Abstract

Abstract : Toward the end of 1988, Pakistan's deteriorating resource situation caused a financial crisis, many remnants of which still exist today. In 1988, the Government's budget deficit reached 8.5% of Gross Domestic Product (GDP), inflation accelerated, the current account deficit doubled to 4.3% of Gross National Product (GNP), the external debt service ratio reached 28% of export earnings, and foreign exchange reserves fell by half to $438 million, equal to less than three weeks of imports. These developments have eroded the ability of the government to affect the country's development process. In fact, the encouragement of private sector activity, particularly investment, is the only viable option open to the authorities.

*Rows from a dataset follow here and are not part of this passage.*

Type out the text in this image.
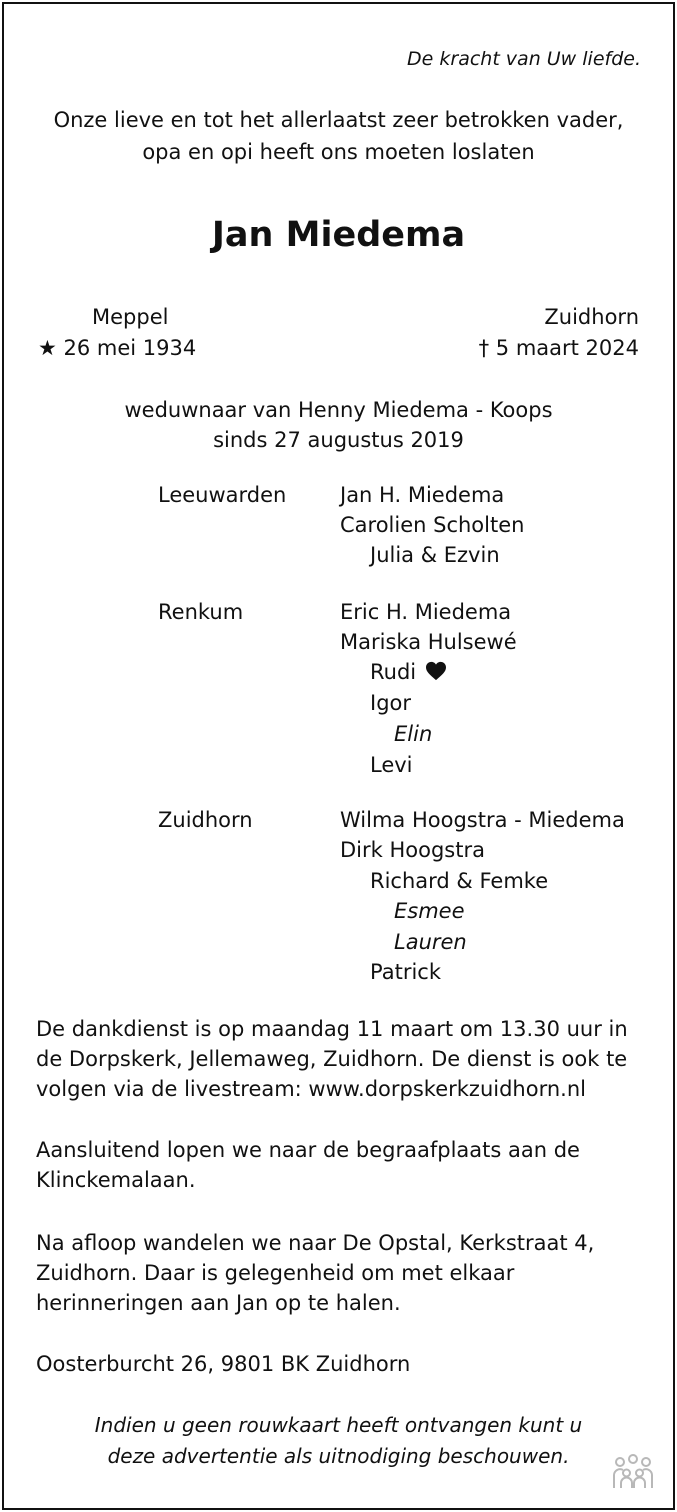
De kracht van Uw liefde.
Onze lieve en tot het allerlaatst zeer betrokken vader,
opa en opi heeft ons moeten loslaten
Jan Miedema
Meppel
★ 26 mei 1934
Zuidhorn
† 5 maart 2024
weduwnaar van Henny Miedema - Koops
sinds 27 augustus 2019
Leeuwarden	Jan H. Miedema
Carolien Scholten
Julia & Ezvin
Renkum	Eric H. Miedema
Mariska Hulsewé
Rudi
Igor
Elin
Levi
Zuidhorn	Wilma Hoogstra - Miedema
Dirk Hoogstra
Richard & Femke
Esmee
Lauren
Patrick
De dankdienst is op maandag 11 maart om 13.30 uur in
de Dorpskerk, Jellemaweg, Zuidhorn. De dienst is ook te
volgen via de livestream: www.dorpskerkzuidhorn.nl
Aansluitend lopen we naar de begraafplaats aan de
Klinckemalaan.
Na afloop wandelen we naar De Opstal, Kerkstraat 4,
Zuidhorn. Daar is gelegenheid om met elkaar
herinneringen aan Jan op te halen.
Oosterburcht 26, 9801 BK Zuidhorn
Indien u geen rouwkaart heeft ontvangen kunt u
deze advertentie als uitnodiging beschouwen.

It follows that for policy purposes the most important issue involves restructuring government expenditures and their financing in a manner that would provide the maximum inducement to private sector capital formation, especially in manufacturing. Operationally, this means finding an optimal balance between the Government's three most important budgetary items: defense, public consumption and infrastructural development. What is more important, because there is abundant evidence that the government's deficits have crowded out a certain amount of private investment, the authorities must achieve this balance within the context of a reduced level of expenditures and/or tax increases. Defense expenditures are an obvious candidate for expenditure reductions. As noted in the next section, the country's defense burden is one of the heaviest in the world. At round 7% (1992) of GNP, it is more than twice that of India. Moreover, while during most of the 1980s worldwide defense expenditures contracted, Pakistan's expanded. This trend occurred even after the hostilities in Afghanistan had subsided.